From OpenKM Documentation
Revision as of 07:26, 30 September 2010 by Jllort (talk | contribs)

Jump to: navigation, search

Creating training files is so easy you simply must create a couple of files that KEA will use for creating KEA model extractor.

The main file to be analyzed by kea must be a foo.txt file ( if you've got pdf, doc, rtf or other type of file, that must be converted to txt ). Each file foo.txt must have a foo.key file. The foo.key file contains the keys which you identifies the document, that keys must be present into your thesaurus.

Example of foo.key

 AMARANTHUS
 PLANT PRODUCTION
 GEOGRAPHICAL DISTRIBUTION
 NUTRITIVE VALUE
 SEEDS
 MERCHANTS

Both files among other pair of couples must be under some directory. That directoy path is what it'll be used by KEA to create the model. Take a look at Automatic_key_extraction_full_example and the use of the trainingFolder param used by application to creation the KEA model.
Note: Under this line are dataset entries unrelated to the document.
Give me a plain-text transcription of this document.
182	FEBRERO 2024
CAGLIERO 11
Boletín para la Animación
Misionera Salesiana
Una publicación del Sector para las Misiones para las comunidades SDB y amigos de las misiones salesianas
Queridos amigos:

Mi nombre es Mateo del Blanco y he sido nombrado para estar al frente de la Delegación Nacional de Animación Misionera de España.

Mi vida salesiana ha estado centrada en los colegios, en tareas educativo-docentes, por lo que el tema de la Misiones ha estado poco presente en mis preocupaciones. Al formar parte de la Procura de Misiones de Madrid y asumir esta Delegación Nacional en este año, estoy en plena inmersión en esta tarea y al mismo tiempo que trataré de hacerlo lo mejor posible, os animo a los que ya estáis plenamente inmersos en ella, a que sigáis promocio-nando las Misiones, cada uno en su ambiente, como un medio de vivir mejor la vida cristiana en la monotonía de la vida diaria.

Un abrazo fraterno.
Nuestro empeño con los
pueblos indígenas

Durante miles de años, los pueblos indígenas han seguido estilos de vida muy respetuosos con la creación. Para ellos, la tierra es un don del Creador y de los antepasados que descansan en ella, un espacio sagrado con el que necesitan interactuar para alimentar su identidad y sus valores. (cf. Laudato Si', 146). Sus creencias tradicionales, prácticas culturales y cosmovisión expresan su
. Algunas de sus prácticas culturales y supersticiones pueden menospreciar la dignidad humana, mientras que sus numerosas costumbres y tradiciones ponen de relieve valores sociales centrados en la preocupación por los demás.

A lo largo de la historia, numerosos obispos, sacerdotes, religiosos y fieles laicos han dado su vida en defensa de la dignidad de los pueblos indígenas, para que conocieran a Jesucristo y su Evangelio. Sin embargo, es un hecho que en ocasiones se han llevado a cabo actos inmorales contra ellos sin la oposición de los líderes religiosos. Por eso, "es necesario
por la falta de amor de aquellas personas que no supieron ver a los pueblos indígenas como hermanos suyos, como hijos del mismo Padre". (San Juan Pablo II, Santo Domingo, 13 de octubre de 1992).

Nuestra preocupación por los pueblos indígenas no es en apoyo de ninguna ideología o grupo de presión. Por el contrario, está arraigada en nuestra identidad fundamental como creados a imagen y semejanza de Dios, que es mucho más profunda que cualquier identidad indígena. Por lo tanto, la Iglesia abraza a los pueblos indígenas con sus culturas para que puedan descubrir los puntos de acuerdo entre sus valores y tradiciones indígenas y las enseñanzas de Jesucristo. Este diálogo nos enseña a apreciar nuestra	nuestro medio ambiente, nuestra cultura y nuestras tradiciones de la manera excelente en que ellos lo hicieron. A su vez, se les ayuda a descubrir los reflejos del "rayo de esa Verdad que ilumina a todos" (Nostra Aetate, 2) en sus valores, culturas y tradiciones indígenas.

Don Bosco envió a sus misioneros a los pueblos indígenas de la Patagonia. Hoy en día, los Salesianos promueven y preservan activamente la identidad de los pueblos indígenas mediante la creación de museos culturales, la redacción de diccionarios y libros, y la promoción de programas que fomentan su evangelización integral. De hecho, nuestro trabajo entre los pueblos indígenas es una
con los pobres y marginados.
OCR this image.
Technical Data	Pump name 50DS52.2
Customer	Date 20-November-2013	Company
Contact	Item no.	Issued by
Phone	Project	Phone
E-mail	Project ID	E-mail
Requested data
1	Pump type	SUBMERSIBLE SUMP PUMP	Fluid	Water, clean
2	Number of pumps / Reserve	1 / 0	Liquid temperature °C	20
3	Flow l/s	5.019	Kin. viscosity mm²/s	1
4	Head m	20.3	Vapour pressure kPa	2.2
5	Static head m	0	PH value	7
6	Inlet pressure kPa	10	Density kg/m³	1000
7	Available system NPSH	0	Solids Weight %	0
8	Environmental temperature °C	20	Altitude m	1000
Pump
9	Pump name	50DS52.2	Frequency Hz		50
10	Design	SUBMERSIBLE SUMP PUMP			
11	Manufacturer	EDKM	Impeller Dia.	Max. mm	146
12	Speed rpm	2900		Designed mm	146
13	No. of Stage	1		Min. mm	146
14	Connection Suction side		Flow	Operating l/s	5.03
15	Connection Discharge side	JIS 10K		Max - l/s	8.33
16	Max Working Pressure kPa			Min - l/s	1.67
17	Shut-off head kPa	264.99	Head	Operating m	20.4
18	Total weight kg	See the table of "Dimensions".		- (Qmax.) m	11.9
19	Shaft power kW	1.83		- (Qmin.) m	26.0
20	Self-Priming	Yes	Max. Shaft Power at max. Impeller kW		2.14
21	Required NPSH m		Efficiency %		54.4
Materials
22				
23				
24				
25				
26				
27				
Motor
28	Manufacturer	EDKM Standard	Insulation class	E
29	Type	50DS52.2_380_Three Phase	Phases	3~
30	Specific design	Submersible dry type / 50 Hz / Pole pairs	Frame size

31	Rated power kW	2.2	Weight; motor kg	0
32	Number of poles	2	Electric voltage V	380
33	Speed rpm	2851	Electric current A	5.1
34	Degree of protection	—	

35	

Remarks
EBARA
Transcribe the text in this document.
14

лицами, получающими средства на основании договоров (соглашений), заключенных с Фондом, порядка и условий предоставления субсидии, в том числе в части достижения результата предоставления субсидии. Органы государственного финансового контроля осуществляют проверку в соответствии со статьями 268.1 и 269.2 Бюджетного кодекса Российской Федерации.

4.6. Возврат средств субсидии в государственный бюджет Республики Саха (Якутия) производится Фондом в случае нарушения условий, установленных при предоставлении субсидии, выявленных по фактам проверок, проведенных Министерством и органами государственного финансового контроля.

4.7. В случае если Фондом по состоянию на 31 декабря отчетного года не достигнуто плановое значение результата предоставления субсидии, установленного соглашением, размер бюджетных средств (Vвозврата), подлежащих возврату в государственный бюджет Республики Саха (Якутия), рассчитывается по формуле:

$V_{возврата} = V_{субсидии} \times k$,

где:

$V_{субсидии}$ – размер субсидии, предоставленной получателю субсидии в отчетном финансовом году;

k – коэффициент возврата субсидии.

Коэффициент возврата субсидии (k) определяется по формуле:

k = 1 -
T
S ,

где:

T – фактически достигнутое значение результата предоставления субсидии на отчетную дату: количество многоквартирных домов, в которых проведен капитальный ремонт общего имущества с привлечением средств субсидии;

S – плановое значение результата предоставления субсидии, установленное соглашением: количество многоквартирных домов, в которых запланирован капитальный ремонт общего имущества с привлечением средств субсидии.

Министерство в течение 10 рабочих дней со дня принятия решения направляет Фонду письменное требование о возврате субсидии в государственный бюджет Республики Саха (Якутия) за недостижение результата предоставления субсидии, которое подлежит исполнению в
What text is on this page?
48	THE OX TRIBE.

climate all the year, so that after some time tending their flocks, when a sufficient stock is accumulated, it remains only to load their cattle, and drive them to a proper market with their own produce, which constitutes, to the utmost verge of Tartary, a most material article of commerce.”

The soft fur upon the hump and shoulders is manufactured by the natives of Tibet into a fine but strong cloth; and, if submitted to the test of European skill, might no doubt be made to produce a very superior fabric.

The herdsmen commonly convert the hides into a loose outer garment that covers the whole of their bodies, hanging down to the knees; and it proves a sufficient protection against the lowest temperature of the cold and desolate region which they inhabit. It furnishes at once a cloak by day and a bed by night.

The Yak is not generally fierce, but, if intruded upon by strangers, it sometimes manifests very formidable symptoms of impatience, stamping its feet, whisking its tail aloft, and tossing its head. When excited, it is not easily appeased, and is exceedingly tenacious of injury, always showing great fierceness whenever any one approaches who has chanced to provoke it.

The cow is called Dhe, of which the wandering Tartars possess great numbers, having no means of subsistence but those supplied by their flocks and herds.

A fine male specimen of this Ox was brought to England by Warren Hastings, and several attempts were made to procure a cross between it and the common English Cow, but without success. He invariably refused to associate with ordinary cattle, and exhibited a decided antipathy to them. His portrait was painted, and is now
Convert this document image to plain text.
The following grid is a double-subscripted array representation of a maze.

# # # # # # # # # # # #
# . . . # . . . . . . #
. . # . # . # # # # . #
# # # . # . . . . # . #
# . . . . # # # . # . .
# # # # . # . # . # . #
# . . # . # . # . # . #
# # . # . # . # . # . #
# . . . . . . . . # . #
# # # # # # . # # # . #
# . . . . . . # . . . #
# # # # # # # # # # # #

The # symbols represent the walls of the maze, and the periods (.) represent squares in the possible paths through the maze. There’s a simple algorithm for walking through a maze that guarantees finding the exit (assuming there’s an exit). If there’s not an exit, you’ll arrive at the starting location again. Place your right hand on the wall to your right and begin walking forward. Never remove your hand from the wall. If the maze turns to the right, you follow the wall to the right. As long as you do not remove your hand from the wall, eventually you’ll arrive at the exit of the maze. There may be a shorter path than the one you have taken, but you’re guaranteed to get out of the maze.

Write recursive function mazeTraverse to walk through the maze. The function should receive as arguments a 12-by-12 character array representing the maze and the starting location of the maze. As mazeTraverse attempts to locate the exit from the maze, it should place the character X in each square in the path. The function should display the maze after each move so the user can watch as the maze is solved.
You need a significative couples of documents in order making a good key extraction model. Upper 100 or more files ( depending how large is your thesaurus, etc... ) it's good size to starting.

We suggest you take a look at KEA project in order to see how that files are defined in training folder [1]

How optimize model

The KEA model is something alive. The idea is that users tunning the KEA model in OpenKM. For doing it we suggest creation of some metadata to indicating that user has validated some documents key ( flag to indicate that are documents that can be used to creating a new model ). After passed some time you can create a minimal application to extract relevant documents ( using openoffice conversion can created easilly txt files ) and key files too ( assigned keywords to documents ).

While your repository is growing your KEA model it'll become more efficient.